Stable Roots, Spirited Play
Added 2025-10-13 00:38:24 +0000 UTCStrong ankles and feet don't just need mobility—they need stability. Joint stability means your joints stay in place when force is applied, helping you transfer force and prevent injury. That's why fighters tape their ankles, hands, and wrists, and why wrestlers wear snug shoes and socks. When a joint is too loose, it can shear.
LMA's wu wei
Stable joints often mean stiff joints. Stiffness doesn't mean limited range of motion or holding tension all the time—it means having the capacity to resist unwanted deformation at the right moment. A stiff joint acts like a spring: it is both stiff and elastic. Stiffness and relaxation coexist through timing. Speed is stiffness and relaxation alternated at high precision. This seamless rhythm between forces is LMA's wu wei—continuous action cycles between softness and firmness without friction.
The activities
We want stable yet responsive roots for spirited play. These activities are meant to build proprioception, joint integrity, and embodied awareness of how grounded stability and fluid movement co-create safety and adaptability.

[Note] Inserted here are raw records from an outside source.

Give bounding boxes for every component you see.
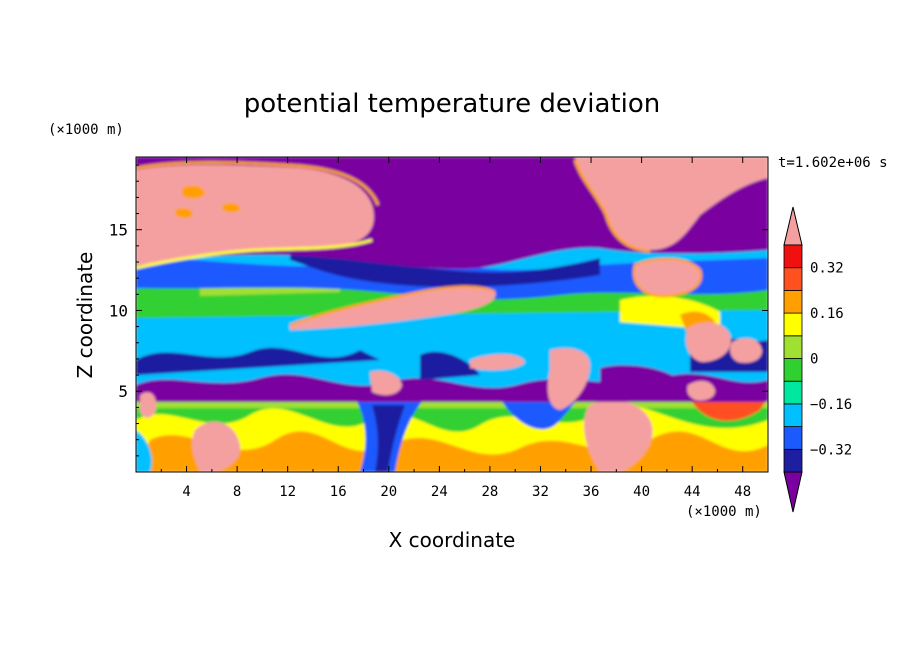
x-tick-label: 44: [684, 484, 701, 500]
colorbar-band: [783, 403, 803, 427]
colorbar-band: [783, 358, 803, 382]
chart-title: potential temperature deviation: [244, 89, 660, 119]
x-tick-label: 36: [583, 484, 600, 500]
colorbar-band: [783, 448, 803, 473]
x-tick-label: 4: [182, 484, 190, 500]
x-tick-label: 24: [431, 484, 448, 500]
colorbar-band: [783, 267, 803, 291]
x-axis-label: X coordinate: [389, 528, 516, 552]
contour-field: [136, 157, 768, 472]
colorbar: 0.32 0.16 0 −0.16 −0.32: [783, 206, 852, 513]
colorbar-band: [783, 244, 803, 269]
time-label: t=1.602e+06 s: [778, 155, 888, 171]
x-tick-label: 8: [233, 484, 241, 500]
plot-frame: [135, 156, 769, 473]
colorbar-band: [783, 289, 803, 314]
x-axis: 4 8 12 16 20 24 28 32 36 40 44 48: [160, 157, 751, 500]
colorbar-band: [783, 426, 803, 450]
colorbar-extend-low: [783, 471, 803, 513]
colorbar-band: [783, 380, 803, 405]
colorbar-tick-label: 0.16: [810, 306, 844, 322]
colorbar-band: [783, 335, 803, 359]
x-tick-label: 40: [633, 484, 650, 500]
colorbar-tick-label: 0.32: [810, 261, 844, 277]
x-tick-label: 48: [734, 484, 751, 500]
x-tick-label: 16: [330, 484, 347, 500]
colorbar-tick-label: −0.16: [810, 397, 852, 413]
x-tick-label: 32: [532, 484, 549, 500]
x-tick-label: 12: [279, 484, 296, 500]
y-axis-label: Z coordinate: [73, 252, 97, 379]
y-tick-label: 10: [109, 301, 128, 320]
colorbar-tick-label: 0: [810, 352, 818, 368]
colorbar-extend-high: [783, 206, 803, 246]
x-axis-unit: (×1000 m): [686, 504, 762, 520]
y-tick-label: 5: [118, 382, 128, 401]
y-tick-label: 15: [109, 221, 128, 240]
colorbar-tick-label: −0.32: [810, 442, 852, 458]
colorbar-band: [783, 312, 803, 337]
y-axis: 5 10 15: [109, 164, 768, 457]
x-tick-label: 28: [481, 484, 498, 500]
x-tick-label: 20: [380, 484, 397, 500]
y-axis-unit: (×1000 m): [48, 122, 124, 138]
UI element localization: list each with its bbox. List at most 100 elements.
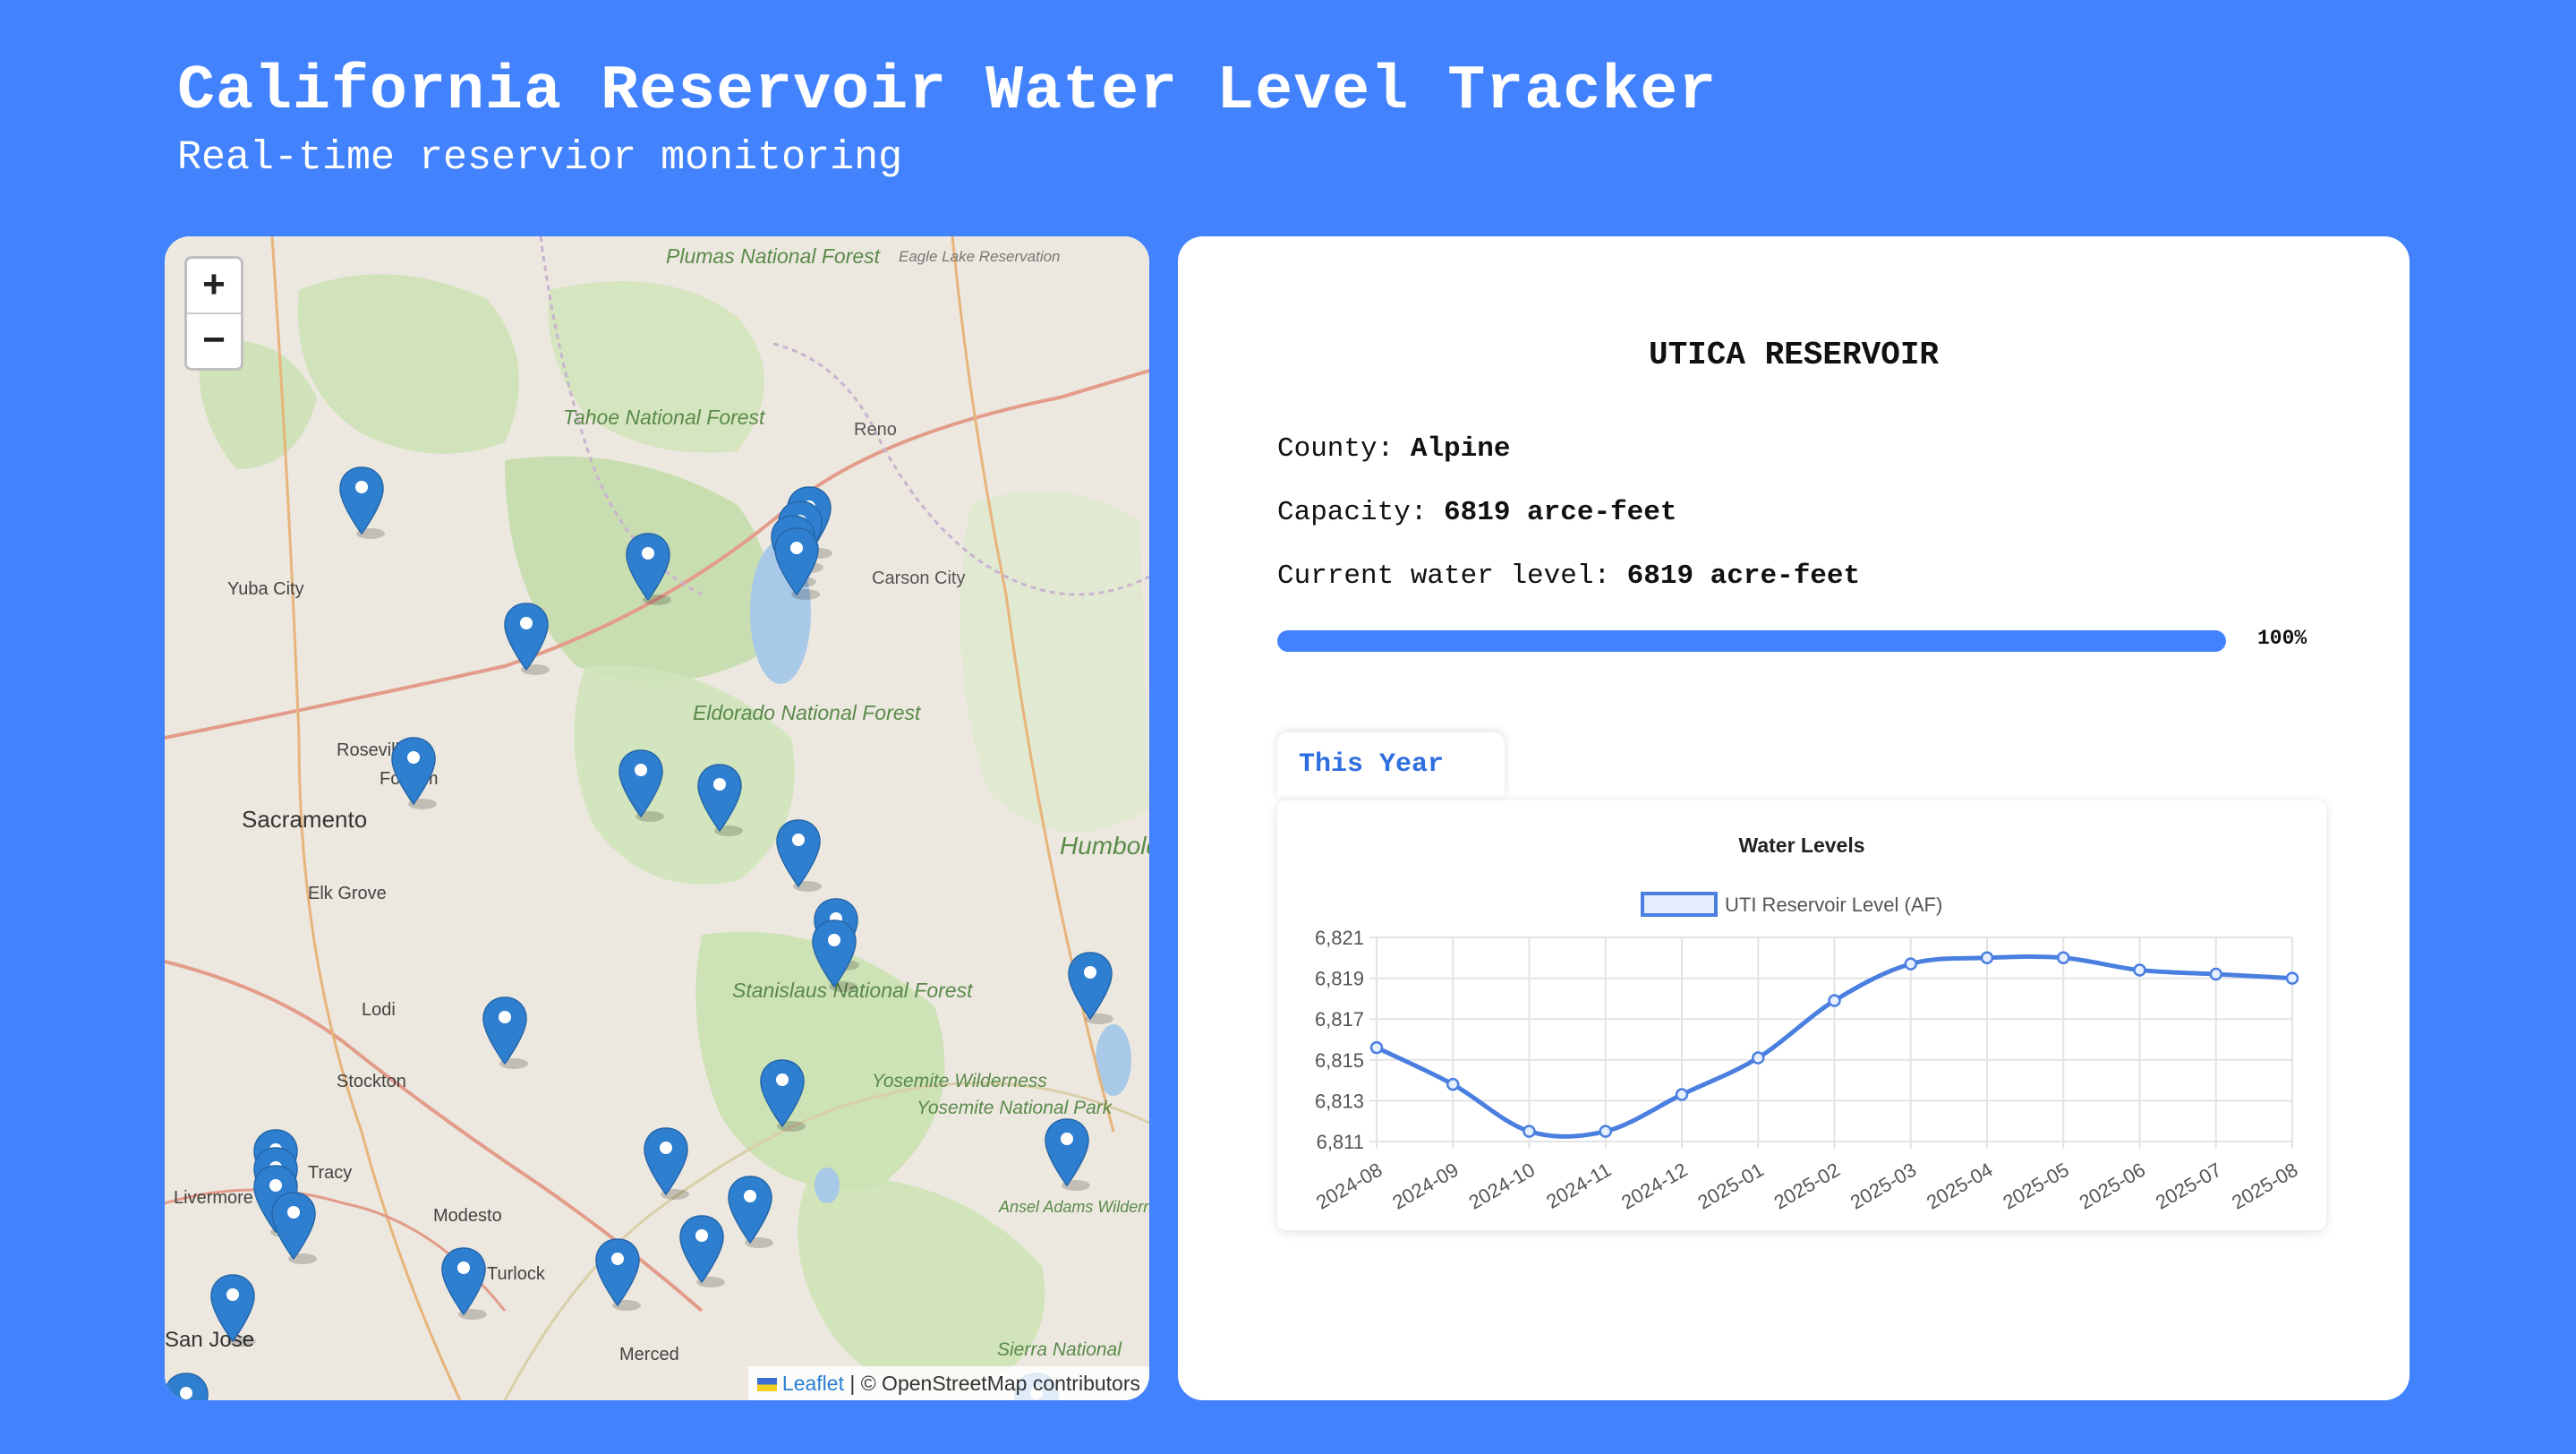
- county-row: County: Alpine: [1277, 433, 1510, 465]
- data-point[interactable]: [1828, 994, 1841, 1007]
- page-header: California Reservoir Water Level Tracker…: [177, 56, 1717, 183]
- map-place-label: Reno: [854, 420, 897, 440]
- y-tick-label: 6,819: [1315, 968, 1364, 990]
- map-attribution: Leaflet | © OpenStreetMap contributors: [747, 1366, 1149, 1400]
- reservoir-marker-icon[interactable]: [271, 1192, 317, 1264]
- data-point[interactable]: [1904, 957, 1917, 971]
- x-tick-label: 2024-09: [1388, 1159, 1462, 1214]
- osm-attribution-text: | © OpenStreetMap contributors: [849, 1372, 1140, 1395]
- reservoir-marker-icon[interactable]: [774, 527, 820, 600]
- reservoir-marker-icon[interactable]: [728, 1176, 773, 1248]
- reservoir-marker-icon[interactable]: [339, 466, 385, 539]
- reservoir-marker-icon[interactable]: [391, 737, 437, 809]
- reservoir-marker-icon[interactable]: [618, 749, 664, 822]
- reservoir-marker-icon[interactable]: [776, 819, 822, 892]
- y-tick-label: 6,811: [1317, 1131, 1364, 1153]
- map-markers[interactable]: [165, 466, 1113, 1400]
- legend-swatch: [1641, 892, 1718, 917]
- map-place-label: Merced: [619, 1345, 679, 1364]
- y-tick-label: 6,813: [1315, 1090, 1364, 1112]
- water-level-chart: Water Levels UTI Reservoir Level (AF) 6,82…: [1277, 800, 2326, 1230]
- x-tick-label: 2025-07: [2152, 1159, 2225, 1214]
- y-tick-label: 6,815: [1315, 1049, 1364, 1072]
- data-point[interactable]: [1675, 1088, 1689, 1101]
- data-point[interactable]: [2285, 971, 2299, 985]
- data-point[interactable]: [1446, 1077, 1460, 1091]
- map-place-label: Yosemite National Park: [917, 1098, 1113, 1118]
- x-tick-label: 2025-02: [1770, 1159, 1844, 1214]
- map-panel[interactable]: Plumas National Forest Tahoe National For…: [165, 236, 1149, 1400]
- reservoir-marker-icon[interactable]: [644, 1127, 689, 1200]
- map-place-label: Plumas National Forest: [666, 244, 882, 268]
- x-tick-label: 2025-05: [1999, 1159, 2072, 1214]
- map-place-label: Sierra National: [997, 1339, 1122, 1360]
- water-level-row: Current water level: 6819 acre-feet: [1277, 560, 1860, 592]
- reservoir-marker-icon[interactable]: [441, 1247, 487, 1320]
- x-tick-label: 2024-11: [1542, 1159, 1615, 1213]
- leaflet-link[interactable]: Leaflet: [781, 1372, 844, 1395]
- map-place-label: Yosemite Wilderness: [872, 1071, 1047, 1091]
- data-point[interactable]: [2133, 963, 2146, 977]
- reservoir-name: UTICA RESERVOIR: [1648, 337, 1940, 373]
- reservoir-marker-icon[interactable]: [482, 996, 528, 1069]
- page-subtitle: Real-time reservior monitoring: [177, 135, 903, 181]
- reservoir-marker-icon[interactable]: [165, 1373, 209, 1400]
- map-canvas[interactable]: Plumas National Forest Tahoe National For…: [165, 236, 1149, 1400]
- reservoir-marker-icon[interactable]: [679, 1215, 725, 1287]
- map-place-label: Turlock: [487, 1264, 546, 1284]
- map-labels: Plumas National Forest Tahoe National For…: [165, 244, 1149, 1364]
- map-place-label: Livermore: [174, 1188, 253, 1208]
- zoom-out-button[interactable]: −: [187, 312, 241, 368]
- water-level-value: 6819 acre-feet: [1626, 560, 1861, 592]
- reservoir-marker-icon[interactable]: [812, 919, 857, 992]
- x-tick-label: 2025-01: [1693, 1159, 1767, 1214]
- data-point[interactable]: [1369, 1040, 1384, 1055]
- x-tick-label: 2025-03: [1847, 1159, 1920, 1214]
- data-point[interactable]: [2057, 951, 2070, 965]
- x-tick-label: 2024-08: [1312, 1159, 1386, 1214]
- y-tick-label: 6,817: [1315, 1008, 1364, 1031]
- water-level-progress: [1277, 630, 2226, 652]
- reservoir-marker-icon[interactable]: [595, 1238, 641, 1311]
- map-place-label: Stockton: [337, 1072, 406, 1091]
- county-label: County:: [1277, 433, 1395, 465]
- data-point[interactable]: [1523, 1125, 1536, 1138]
- capacity-label: Capacity:: [1277, 497, 1428, 528]
- map-place-label: Humboldt-Toiyabe National Forest: [1060, 832, 1149, 860]
- data-point[interactable]: [1980, 951, 1994, 965]
- zoom-in-button[interactable]: +: [202, 262, 226, 306]
- line-chart: Water Levels UTI Reservoir Level (AF) 6,82…: [1312, 834, 2301, 1214]
- x-tick-label: 2025-08: [2228, 1159, 2301, 1214]
- reservoir-marker-icon[interactable]: [504, 603, 550, 675]
- water-level-percent: 100%: [2257, 627, 2307, 650]
- county-value: Alpine: [1410, 433, 1511, 465]
- map-place-label: Eagle Lake Reservation: [899, 248, 1061, 265]
- map-place-label: Tracy: [308, 1163, 352, 1183]
- data-point[interactable]: [2209, 967, 2222, 981]
- ukraine-flag-icon: [756, 1378, 777, 1392]
- x-tick-label: 2025-06: [2076, 1159, 2149, 1214]
- map-place-label: Yuba City: [227, 579, 304, 599]
- data-point[interactable]: [1599, 1125, 1612, 1138]
- map-place-label: Tahoe National Forest: [563, 406, 766, 429]
- reservoir-marker-icon[interactable]: [210, 1274, 256, 1347]
- map-place-label: Eldorado National Forest: [693, 701, 922, 724]
- x-tick-label: 2024-10: [1465, 1159, 1539, 1214]
- map-place-label: Elk Grove: [308, 884, 387, 903]
- legend-label: UTI Reservoir Level (AF): [1725, 894, 1942, 916]
- y-tick-label: 6,821: [1315, 927, 1364, 949]
- zoom-control: + −: [184, 256, 243, 371]
- capacity-row: Capacity: 6819 arce-feet: [1277, 497, 1677, 528]
- reservoir-marker-icon[interactable]: [1045, 1118, 1090, 1191]
- reservoir-info-panel: UTICA RESERVOIR County: Alpine Capacity:…: [1178, 236, 2410, 1400]
- reservoir-marker-icon[interactable]: [697, 764, 743, 836]
- tab-this-year[interactable]: This Year: [1277, 732, 1505, 797]
- reservoir-marker-icon[interactable]: [1068, 952, 1113, 1024]
- capacity-value: 6819 arce-feet: [1444, 497, 1677, 528]
- reservoir-marker-icon[interactable]: [760, 1059, 806, 1132]
- x-tick-label: 2024-12: [1617, 1159, 1691, 1214]
- data-point[interactable]: [1752, 1051, 1765, 1065]
- water-level-progress-fill: [1277, 630, 2226, 652]
- map-place-label: Sacramento: [242, 806, 367, 833]
- reservoir-marker-icon[interactable]: [626, 533, 671, 605]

Notice the sound of my feet as they make solid impact with the ground.
Activity 1
Walking back and forth with my heels floating, tapping the ground with my forefoot as I stiffen—without locking—my foot, ankle, and knee.
Activity 2
Repeating Activity 1 while moving sideways.
Activity 3
Walking in a circle while stomping my forefoot on the ground. I raise my leg higher than in Activity 1 for greater impact. My heels remain floating.
Activity 4
Stepping back and snapping my forefoot off the ground to rebound to the starting position. I stiffen and push off my back leg as soon as it contacts the ground. The heel of my back foot doesn't touch the floor. I alternate legs.
Activity 5
Repeating Activity 4 but stepping to the side. The heel of my stepping foot stays off the ground.
Activity 6
Front knee raises as I walk back and forth. My heels stay floating, and my legs are stiff.
Activity 7
Repeating Activity 6 while moving sideways.
Activity 8
Repeating Activity 6 while skipping and moving in a circle.
Activity 9
Standing staggered with both heels floating and my back leg nearly straight. I reactively switch my stance—quickly changing positions, then snap back to my original stance. My speed comes from stability and joint stiffness.
Activity 10
Performing quick up-and-down hops with both feet, heels floating. My feet, ankles, and knees stay stiff. The focus is on quick succession and driving energy into the ground rather than lifting into the air. It's about speed, not height. Speed and stability come through ground contact.
Activity 11
Same as Activity 10, except this time I twist as I hop.
Activity 12
Same as Activity 10, but hopping side to side.
Activity 13
Raising my knees in place with quick hops, alternating legs. My heels remain floating.
Activity 14
Starting with one knee raised, I drive it down while snapping the opposite knee up. I return to the starting position and repeat. Both heels remain floating.
Activity 15
Standing with my feet wide apart, heels floating. I hop and land with my legs crossed, quickly hop out on contact, then hop in again, crossing my legs the other way, repeating the rhythm continuously.
Activity 16
Standing slightly staggered with my back foot flat and my front heel raised. I lift my front knee to belly-button height and tap the ground. I vary the direction—starting with the knee pointing in, then neutral, then out. I then place my front foot flat and repeat with the back leg, raising the knee inward, neutral, diagonal, and outward to the side.
Activity 17
Leaning slightly forward with bent knees, dropping my center of mass. My heels are floating. I chop my feet in place with short, quick bursts, gradually increasing speed.
Activity 18
Standing staggered with heels floating and feet spread far apart. With stiff legs, I bounce back and forth between legs.
Activity 19
Quick hops back and forth on one leg, keeping the heel floating.
Activity 20
Quick hops side to side on one leg, heel floating.
Activity 21
Standing with my feet close together, heels floating. I split my stance to the left, hop back to center, repeat, then switch sides.
Activity 22
Hopping on one leg while raising my knee to the side. My heel remains floating.
Activity 23
Repeating Activity 22, but this time raising my knee to the inside while hopping in a circle.
Closing
The activities in this video are examples of how you can train your ankles and feet for greater stability and resilience. This isn't a one-size-fits-all program or a checklist to complete. They're options, not a prescription—ranging from straightforward and low-intensity to complex and dynamic. Choose what feels right for you. The goal is safety: if you do too much or progress too quickly, you might undermine that goal and risk injury.